Monday, April 13, 2009

Alone Tonight

You know, I find it interesting how I do things...as some of you may know, I like to analyze myself...and tonight, I take the time to remember one part of me that I find sad and interesting. Tonight, I am single, my roommate is not home, and I decided not to call her to see where she is...and I am guilty of being afraid of being alone. I always want something to do and someone to be with. That way, I don't have to worry about the problems in my head coming to front view. I can make myself forget my problems and focus on the other person or the task I'm doing. Ha! I've already cleaned the kitchen since I got home and realized the apartment was empty. I really want to face my fear of loneliness...but I also really don't. I've been doing this thing for so long, I really don't know how much will come out if I leave my mind to think about all the things I never wanted to think about.
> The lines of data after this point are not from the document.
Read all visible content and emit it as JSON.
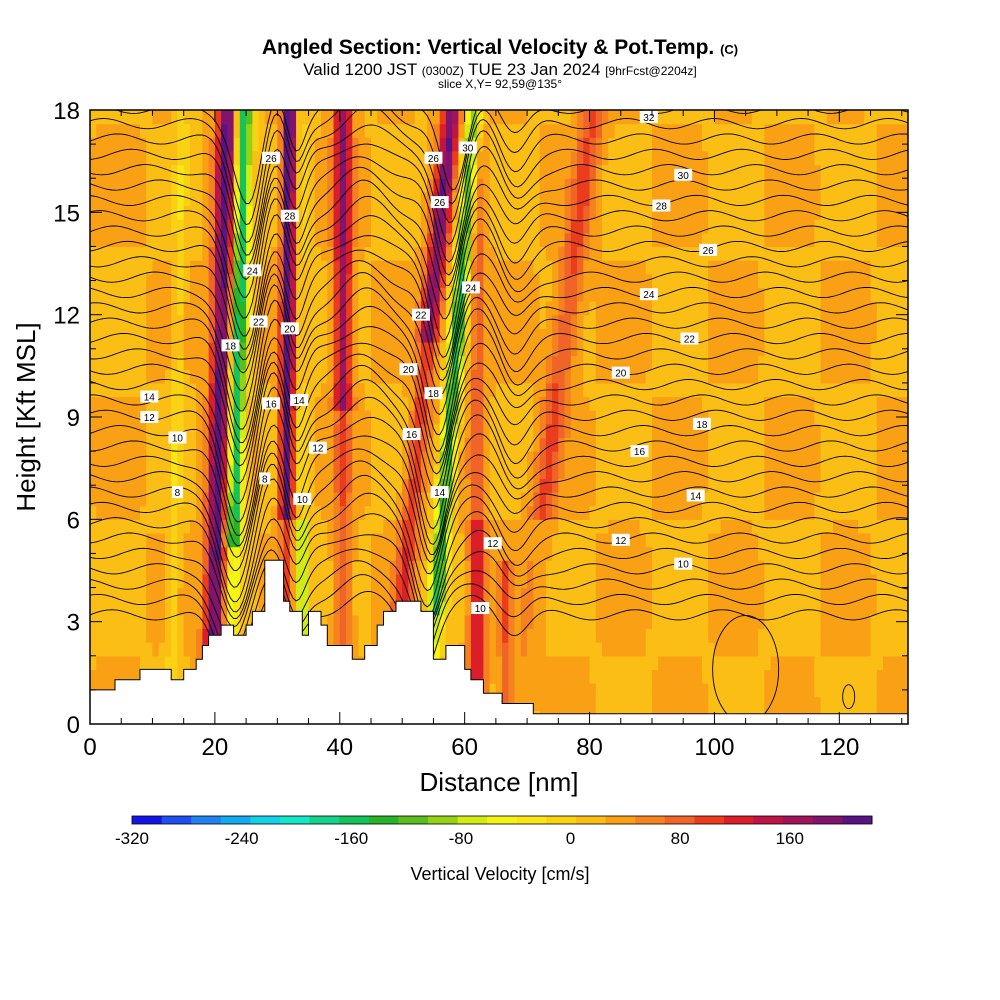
{
  "title": {
    "main": "Angled Section: Vertical Velocity & Pot.Temp.",
    "mark": "(C)"
  },
  "subtitle": {
    "pre": "Valid 1200 JST",
    "utc": "(0300Z)",
    "date": "TUE 23 Jan 2024",
    "fcst": "[9hrFcst@2204z]"
  },
  "slice": "slice X,Y= 92,59@135°",
  "chart_data": {
    "type": "contour",
    "xlabel": "Distance [nm]",
    "ylabel": "Height [Kft MSL]",
    "xlim": [
      0,
      131
    ],
    "ylim": [
      0,
      18
    ],
    "xticks": [
      "0",
      "20",
      "40",
      "60",
      "80",
      "100",
      "120"
    ],
    "yticks": [
      "0",
      "3",
      "6",
      "9",
      "12",
      "15",
      "18"
    ],
    "colorbar": {
      "label": "Vertical Velocity [cm/s]",
      "range": [
        -320,
        220
      ],
      "ticks": [
        "-320",
        "-240",
        "-160",
        "-80",
        "0",
        "80",
        "160"
      ],
      "colors": [
        "#1414e6",
        "#1e50f0",
        "#1e82f0",
        "#14aaf0",
        "#14d2e6",
        "#14e6c8",
        "#14d28c",
        "#14c35a",
        "#28b428",
        "#5abe1e",
        "#96d214",
        "#d2eb14",
        "#f5f514",
        "#fae614",
        "#fad214",
        "#fabe14",
        "#faa014",
        "#f5821e",
        "#f06428",
        "#eb3c1e",
        "#dc1e28",
        "#be1446",
        "#a0145a",
        "#82146e",
        "#5a1482"
      ]
    },
    "terrain": [
      [
        0,
        1.0
      ],
      [
        4,
        1.0
      ],
      [
        4,
        1.3
      ],
      [
        8,
        1.3
      ],
      [
        8,
        1.6
      ],
      [
        13,
        1.6
      ],
      [
        13,
        1.3
      ],
      [
        15,
        1.3
      ],
      [
        15,
        1.6
      ],
      [
        17,
        1.6
      ],
      [
        17,
        1.9
      ],
      [
        18,
        1.9
      ],
      [
        18,
        2.3
      ],
      [
        19,
        2.3
      ],
      [
        19,
        2.6
      ],
      [
        21,
        2.6
      ],
      [
        21,
        2.9
      ],
      [
        23,
        2.9
      ],
      [
        23,
        2.6
      ],
      [
        25,
        2.6
      ],
      [
        25,
        2.9
      ],
      [
        26,
        2.9
      ],
      [
        26,
        3.3
      ],
      [
        28,
        3.3
      ],
      [
        28,
        4.8
      ],
      [
        31,
        4.8
      ],
      [
        31,
        3.6
      ],
      [
        32,
        3.6
      ],
      [
        32,
        3.3
      ],
      [
        34,
        3.3
      ],
      [
        34,
        2.6
      ],
      [
        35,
        2.6
      ],
      [
        35,
        3.3
      ],
      [
        37,
        3.3
      ],
      [
        37,
        2.9
      ],
      [
        38,
        2.9
      ],
      [
        38,
        2.3
      ],
      [
        42,
        2.3
      ],
      [
        42,
        1.9
      ],
      [
        44,
        1.9
      ],
      [
        44,
        2.3
      ],
      [
        46,
        2.3
      ],
      [
        46,
        2.9
      ],
      [
        47,
        2.9
      ],
      [
        47,
        3.3
      ],
      [
        49,
        3.3
      ],
      [
        49,
        3.6
      ],
      [
        53,
        3.6
      ],
      [
        53,
        3.3
      ],
      [
        55,
        3.3
      ],
      [
        55,
        1.9
      ],
      [
        57,
        1.9
      ],
      [
        57,
        2.3
      ],
      [
        60,
        2.3
      ],
      [
        60,
        1.6
      ],
      [
        61,
        1.6
      ],
      [
        61,
        1.3
      ],
      [
        63,
        1.3
      ],
      [
        63,
        0.9
      ],
      [
        66,
        0.9
      ],
      [
        66,
        0.6
      ],
      [
        71,
        0.6
      ],
      [
        71,
        0.3
      ],
      [
        131,
        0.3
      ]
    ],
    "theta_labels": [
      {
        "x": 9.5,
        "y": 9.6,
        "v": "14"
      },
      {
        "x": 9.5,
        "y": 9.0,
        "v": "12"
      },
      {
        "x": 14,
        "y": 8.4,
        "v": "10"
      },
      {
        "x": 14,
        "y": 6.8,
        "v": "8"
      },
      {
        "x": 22.5,
        "y": 11.1,
        "v": "18"
      },
      {
        "x": 27,
        "y": 11.8,
        "v": "22"
      },
      {
        "x": 26,
        "y": 13.3,
        "v": "24"
      },
      {
        "x": 29,
        "y": 16.6,
        "v": "26"
      },
      {
        "x": 32,
        "y": 14.9,
        "v": "28"
      },
      {
        "x": 32,
        "y": 11.6,
        "v": "20"
      },
      {
        "x": 29,
        "y": 9.4,
        "v": "16"
      },
      {
        "x": 33.5,
        "y": 9.5,
        "v": "14"
      },
      {
        "x": 36.5,
        "y": 8.1,
        "v": "12"
      },
      {
        "x": 34,
        "y": 6.6,
        "v": "10"
      },
      {
        "x": 28,
        "y": 7.2,
        "v": "8"
      },
      {
        "x": 51,
        "y": 10.4,
        "v": "20"
      },
      {
        "x": 55,
        "y": 9.7,
        "v": "18"
      },
      {
        "x": 53,
        "y": 12.0,
        "v": "22"
      },
      {
        "x": 51.5,
        "y": 8.5,
        "v": "16"
      },
      {
        "x": 56,
        "y": 6.8,
        "v": "14"
      },
      {
        "x": 55,
        "y": 16.6,
        "v": "26"
      },
      {
        "x": 60.5,
        "y": 16.9,
        "v": "30"
      },
      {
        "x": 56,
        "y": 15.3,
        "v": "26"
      },
      {
        "x": 61,
        "y": 12.8,
        "v": "24"
      },
      {
        "x": 64.5,
        "y": 5.3,
        "v": "12"
      },
      {
        "x": 62.5,
        "y": 3.4,
        "v": "10"
      },
      {
        "x": 89.5,
        "y": 17.8,
        "v": "32"
      },
      {
        "x": 95,
        "y": 16.1,
        "v": "30"
      },
      {
        "x": 91.5,
        "y": 15.2,
        "v": "28"
      },
      {
        "x": 99,
        "y": 13.9,
        "v": "26"
      },
      {
        "x": 89.5,
        "y": 12.6,
        "v": "24"
      },
      {
        "x": 96,
        "y": 11.3,
        "v": "22"
      },
      {
        "x": 85,
        "y": 10.3,
        "v": "20"
      },
      {
        "x": 98,
        "y": 8.8,
        "v": "18"
      },
      {
        "x": 88,
        "y": 8.0,
        "v": "16"
      },
      {
        "x": 97,
        "y": 6.7,
        "v": "14"
      },
      {
        "x": 85,
        "y": 5.4,
        "v": "12"
      },
      {
        "x": 95,
        "y": 4.7,
        "v": "10"
      }
    ]
  }
}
I'm really being such a whiney baby...you'd think I could just get over myself and read a book or paint or do something constructive or go to bed. It is plenty late enough. I will I suppose.

Wednesday, April 8, 2009

So in the last few weeks, I've done a lot and experienced more. First of all, Colin and I broke up...which was a pretty big deal. I realize the whole thing was my fault...I realize that i hurt him and in return, I was hurt. It wasn't fun but I've learned a lot from the experience. I've realized that I rely much too heavily upon others opinions and desires and I am struggling to combat that. I want to be sure of myself and of my own opinions. I also went to Beach Reach, my first mission trip. It was pretty amazing. Since the break up was pretty fresh on my mind, I honestly was pretty mad at God at ruining all my plans for my life. Its very strange and sad that learning lessons and living for God can hurt so much...I thought we were here to be happy. I've always seen life as being something that should be lived happily because there isn't enough time to be sad...and I still think that, but why is it that God causes things to happen that make us not happy? I suppose its really all in our own decision whether to be happy or not. I'm trying. I've tried something new recently which is helping me to decide to be happy more often. I guess I still have a long way to go. Anyway, on a more positive note, I'm apparently a visionary painter! I'm currently figuring out what to paint for my class and its becoming much more organized and absolute than I've been the rest of the semester. I saw Benny and Joon the other day. New fav for sure. Oh, and of course, my birthday was saturday...i am now the big 2-0. No more teenage years for me. Its actually kinda sad...I liked being a kid. I feel like i have to think about adult things now. Anyway, so back to Benny and Joon, if you haven't ever seen it, theres a scene where Sam(Played by Johnny Depp) sticks forks in two breadsticks and dances with them...this is a reference to an old Charlie Chaplain skit. His whole character is all about movies, especially older silent films. Anyway, see below.



and the charlie chaplain original



Johnny Depp even got the crossing the forks right! it was so cool to see this and know what it came from...thanks Josh Smith!!